There is none of that in national political journalism. Donald Trump could shoot a child in the middle of the street, and among the White House press corps there would be no moral revulsion to the act. It would be couched in "critics say," and be evasively referenced as an unprecedented expansion of presidential power, but there would be no White House-based reporters on your television screens expression open revulsion for the obvious crime. National political journalists pride themselves on objectivity, when faced with obvious acts of corruption; objectivity is defined as having no opinion as to whether brazenly criminal acts should be considered good things or bad things.
That this intentional faux-dimwitted approach happens to allow journalists to maintain the best possible access to the political figures responsible for the corruption—surely, that is only coincidence.
A great many Americans are beside themselves watching news stories like "administration continues summary execution of foreign fishermen, refuses to release any evidence of crimes" or "administration kills another peaceful protester in white supremacist paramilitary operation targeting major American city," baffled by the continued non-response of supposed political leaders. Democratic opposition remains sluggish; while there are a great many sternly worded statements, what Americans aren't seeing is the deep moral revulsion that the Trump administration's most blatantly corrupt acts would seem to require.

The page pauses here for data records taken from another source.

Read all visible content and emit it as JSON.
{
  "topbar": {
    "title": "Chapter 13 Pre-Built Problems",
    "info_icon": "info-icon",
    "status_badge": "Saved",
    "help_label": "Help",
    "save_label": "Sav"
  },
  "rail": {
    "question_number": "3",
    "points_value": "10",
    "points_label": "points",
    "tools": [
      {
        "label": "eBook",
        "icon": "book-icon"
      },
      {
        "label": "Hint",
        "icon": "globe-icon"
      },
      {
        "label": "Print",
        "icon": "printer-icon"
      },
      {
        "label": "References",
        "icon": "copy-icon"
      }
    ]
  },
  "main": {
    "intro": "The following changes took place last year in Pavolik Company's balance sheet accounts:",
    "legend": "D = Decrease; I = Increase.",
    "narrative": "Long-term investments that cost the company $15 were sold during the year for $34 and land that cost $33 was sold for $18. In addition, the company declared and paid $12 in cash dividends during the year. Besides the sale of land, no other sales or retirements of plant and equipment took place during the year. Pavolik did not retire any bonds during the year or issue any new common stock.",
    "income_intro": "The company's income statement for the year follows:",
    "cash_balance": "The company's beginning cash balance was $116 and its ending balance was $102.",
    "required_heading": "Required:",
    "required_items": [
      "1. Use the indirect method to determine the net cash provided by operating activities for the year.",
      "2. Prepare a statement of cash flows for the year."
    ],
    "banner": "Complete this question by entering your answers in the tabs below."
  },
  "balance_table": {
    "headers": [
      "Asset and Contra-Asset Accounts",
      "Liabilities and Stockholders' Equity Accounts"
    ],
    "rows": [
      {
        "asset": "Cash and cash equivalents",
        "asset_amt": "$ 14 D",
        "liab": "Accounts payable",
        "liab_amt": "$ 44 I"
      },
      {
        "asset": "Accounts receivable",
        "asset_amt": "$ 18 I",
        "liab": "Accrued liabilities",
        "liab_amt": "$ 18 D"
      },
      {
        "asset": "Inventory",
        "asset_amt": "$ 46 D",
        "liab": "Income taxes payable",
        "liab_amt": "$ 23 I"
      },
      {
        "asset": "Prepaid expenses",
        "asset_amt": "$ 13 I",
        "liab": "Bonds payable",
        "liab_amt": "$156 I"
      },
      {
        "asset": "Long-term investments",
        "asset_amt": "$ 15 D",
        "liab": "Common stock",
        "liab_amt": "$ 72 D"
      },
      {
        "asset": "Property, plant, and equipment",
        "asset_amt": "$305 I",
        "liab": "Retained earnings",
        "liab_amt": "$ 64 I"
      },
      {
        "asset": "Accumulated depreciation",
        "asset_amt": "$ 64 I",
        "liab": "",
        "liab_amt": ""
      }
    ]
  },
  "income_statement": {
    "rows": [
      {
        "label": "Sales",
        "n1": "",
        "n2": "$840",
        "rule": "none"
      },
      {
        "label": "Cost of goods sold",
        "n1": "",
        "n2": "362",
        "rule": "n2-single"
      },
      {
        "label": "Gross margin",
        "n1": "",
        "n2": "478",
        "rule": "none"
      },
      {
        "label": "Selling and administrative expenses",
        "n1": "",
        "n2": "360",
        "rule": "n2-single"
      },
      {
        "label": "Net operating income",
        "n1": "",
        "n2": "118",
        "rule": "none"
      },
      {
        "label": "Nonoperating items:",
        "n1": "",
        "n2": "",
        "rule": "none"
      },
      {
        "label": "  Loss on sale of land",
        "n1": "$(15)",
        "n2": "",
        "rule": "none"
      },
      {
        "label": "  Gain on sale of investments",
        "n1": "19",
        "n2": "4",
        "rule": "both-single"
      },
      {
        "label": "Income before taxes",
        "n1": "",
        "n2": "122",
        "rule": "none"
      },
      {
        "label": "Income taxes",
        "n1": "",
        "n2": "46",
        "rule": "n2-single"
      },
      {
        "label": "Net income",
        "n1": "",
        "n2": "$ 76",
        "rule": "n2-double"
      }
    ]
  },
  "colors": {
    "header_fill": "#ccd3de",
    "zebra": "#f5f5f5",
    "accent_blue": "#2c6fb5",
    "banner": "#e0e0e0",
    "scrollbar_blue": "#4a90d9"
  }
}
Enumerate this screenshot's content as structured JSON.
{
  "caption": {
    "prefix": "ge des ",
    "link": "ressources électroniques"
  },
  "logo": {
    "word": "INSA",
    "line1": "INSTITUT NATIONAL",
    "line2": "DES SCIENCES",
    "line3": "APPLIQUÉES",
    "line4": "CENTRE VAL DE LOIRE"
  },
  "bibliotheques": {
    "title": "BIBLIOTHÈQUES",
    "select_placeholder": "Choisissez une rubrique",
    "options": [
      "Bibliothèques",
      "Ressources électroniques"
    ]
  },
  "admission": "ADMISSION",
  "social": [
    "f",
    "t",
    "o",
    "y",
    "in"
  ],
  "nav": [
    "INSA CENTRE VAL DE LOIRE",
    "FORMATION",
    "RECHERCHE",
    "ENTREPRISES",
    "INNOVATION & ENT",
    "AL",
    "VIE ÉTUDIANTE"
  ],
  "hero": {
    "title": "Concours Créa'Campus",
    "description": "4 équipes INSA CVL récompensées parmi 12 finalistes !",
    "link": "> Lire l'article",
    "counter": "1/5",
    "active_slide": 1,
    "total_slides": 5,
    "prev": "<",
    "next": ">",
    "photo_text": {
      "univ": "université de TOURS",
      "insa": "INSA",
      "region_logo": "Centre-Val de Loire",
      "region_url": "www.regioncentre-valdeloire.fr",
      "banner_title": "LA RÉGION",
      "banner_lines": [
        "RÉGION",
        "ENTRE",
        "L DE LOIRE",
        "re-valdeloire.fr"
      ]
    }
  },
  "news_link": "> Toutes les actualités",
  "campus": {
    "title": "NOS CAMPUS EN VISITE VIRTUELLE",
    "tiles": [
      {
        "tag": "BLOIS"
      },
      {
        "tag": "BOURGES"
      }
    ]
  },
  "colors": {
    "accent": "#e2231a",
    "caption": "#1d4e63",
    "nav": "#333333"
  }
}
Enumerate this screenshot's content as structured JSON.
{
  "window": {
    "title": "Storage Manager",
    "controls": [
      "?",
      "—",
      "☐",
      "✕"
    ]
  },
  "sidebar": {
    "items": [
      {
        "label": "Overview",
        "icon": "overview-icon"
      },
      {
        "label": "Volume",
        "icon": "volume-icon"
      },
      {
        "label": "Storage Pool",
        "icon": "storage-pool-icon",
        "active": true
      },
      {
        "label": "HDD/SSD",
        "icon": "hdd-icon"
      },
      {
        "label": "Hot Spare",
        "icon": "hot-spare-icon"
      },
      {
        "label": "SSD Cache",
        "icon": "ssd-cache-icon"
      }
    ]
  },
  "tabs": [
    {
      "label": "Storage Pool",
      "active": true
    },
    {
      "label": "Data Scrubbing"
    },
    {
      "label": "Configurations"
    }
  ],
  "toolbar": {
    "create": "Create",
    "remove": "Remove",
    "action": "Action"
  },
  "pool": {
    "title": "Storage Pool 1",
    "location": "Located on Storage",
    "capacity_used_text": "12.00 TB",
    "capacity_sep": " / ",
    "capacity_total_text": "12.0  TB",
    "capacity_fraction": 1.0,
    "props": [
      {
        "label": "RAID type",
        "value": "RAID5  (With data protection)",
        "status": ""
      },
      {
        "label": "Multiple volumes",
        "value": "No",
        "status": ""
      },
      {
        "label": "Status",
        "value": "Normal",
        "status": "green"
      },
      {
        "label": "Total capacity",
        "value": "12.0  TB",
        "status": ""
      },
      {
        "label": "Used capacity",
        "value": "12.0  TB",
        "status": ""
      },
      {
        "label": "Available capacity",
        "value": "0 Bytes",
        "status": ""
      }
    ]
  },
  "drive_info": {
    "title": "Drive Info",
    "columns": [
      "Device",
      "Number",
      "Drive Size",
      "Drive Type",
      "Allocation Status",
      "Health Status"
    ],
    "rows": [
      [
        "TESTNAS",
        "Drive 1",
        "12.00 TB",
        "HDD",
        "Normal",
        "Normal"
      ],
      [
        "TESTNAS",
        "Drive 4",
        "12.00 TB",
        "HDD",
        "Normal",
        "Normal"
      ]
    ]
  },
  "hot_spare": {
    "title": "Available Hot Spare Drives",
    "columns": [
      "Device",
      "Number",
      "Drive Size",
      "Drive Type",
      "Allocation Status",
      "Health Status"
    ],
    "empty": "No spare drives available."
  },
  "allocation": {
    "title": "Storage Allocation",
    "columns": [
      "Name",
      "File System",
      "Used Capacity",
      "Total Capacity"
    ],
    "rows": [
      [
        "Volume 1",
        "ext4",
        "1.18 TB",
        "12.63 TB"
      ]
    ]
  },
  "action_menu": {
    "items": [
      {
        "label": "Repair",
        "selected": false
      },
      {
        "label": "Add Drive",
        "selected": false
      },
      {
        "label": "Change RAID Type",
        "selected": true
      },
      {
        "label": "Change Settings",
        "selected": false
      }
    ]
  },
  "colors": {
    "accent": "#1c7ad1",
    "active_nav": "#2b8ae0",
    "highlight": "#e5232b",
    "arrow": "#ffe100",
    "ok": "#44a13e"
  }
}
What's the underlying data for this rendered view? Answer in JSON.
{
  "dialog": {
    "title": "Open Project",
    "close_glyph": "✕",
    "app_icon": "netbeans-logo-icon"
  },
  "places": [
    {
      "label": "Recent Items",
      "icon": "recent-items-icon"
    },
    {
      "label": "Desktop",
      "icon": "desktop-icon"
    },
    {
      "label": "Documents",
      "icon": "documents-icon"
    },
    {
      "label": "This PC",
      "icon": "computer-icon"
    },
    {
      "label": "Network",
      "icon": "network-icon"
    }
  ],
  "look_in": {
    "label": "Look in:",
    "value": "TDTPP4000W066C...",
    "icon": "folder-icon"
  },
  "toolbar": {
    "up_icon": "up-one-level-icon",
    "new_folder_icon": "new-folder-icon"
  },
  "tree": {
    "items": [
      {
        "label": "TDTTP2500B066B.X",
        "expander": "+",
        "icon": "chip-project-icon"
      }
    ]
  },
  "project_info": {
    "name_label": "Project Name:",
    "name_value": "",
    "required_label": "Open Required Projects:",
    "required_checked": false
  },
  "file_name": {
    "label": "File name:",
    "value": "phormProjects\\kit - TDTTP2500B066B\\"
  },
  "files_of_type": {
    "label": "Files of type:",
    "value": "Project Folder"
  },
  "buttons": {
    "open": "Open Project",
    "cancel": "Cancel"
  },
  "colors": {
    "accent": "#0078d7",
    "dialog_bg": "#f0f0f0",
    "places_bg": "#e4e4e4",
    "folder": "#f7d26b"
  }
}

There is a political opportunity in expressing that revulsion. Even if political leaders genuinely can't muster a sense of moral disgust here, even displaying a pretended-at version would be better than the status quo. The Democratic Party has long abandoned any fights to reclaim morality; the term has instead been all but captured by a certain far-right, sex-obsessed, prosperity-preaching American religious rump that asserts their own cruelty and perversions to be truly moral while everyone else's basic sense of right and wrong is, apparently, flawed beyond repair.
But it isn't so. It is proper, in society, to feel revulsion over being cheated or lied to. It is proper, in a civilized nation, to respond to acts of crookery with public contempt; all of society hinges on the public exile of those who prove themselves unable to abide by that society's most basic laws and norms.
Not responding with visible disgust when a powerful figure attempts to cheat all of the rest of us is the uncanny valley response that makes onlookers question your own ethics and morality. Not responding with visible anger to large-scale wrongdoing by leaders breeds distrust; observers are right to take it as evidence of your own sociopathy.
When Democrats continue to treat the gaudily corrupt Trump cabinet as momentary mischief-makers, and continue to treat their Republican counterparts not as accessories to the corruption but as wayward troubled souls who can surely be redeemed after the mischief is over, it is taken as evidence that both parties truly are alike. If they weren't, why is the opposition being so damn cordial to the ones doing the crimes?
So that's my observation-slash-entreaty for the day. The Trump administration's corruption has no match anywhere else in the nation's history. They are now, quite literally, setting up a slush fund to reward those who have committed violent and/or criminal acts on Trump's behalf.
Treating these people with open contempt is a societal necessity. There is only one message the opposition to Trumpism needs to rally around: These people are crooks. They are bleeding the country dry. They are hurting the people around you solely because they want to.
This isn't about tax rates or gas prices or even "democracy." This is about a large-scale, government-wide effort to reward criminals and cheat everyone else. Every other problem we face is just a facet of that cartoonish corruption.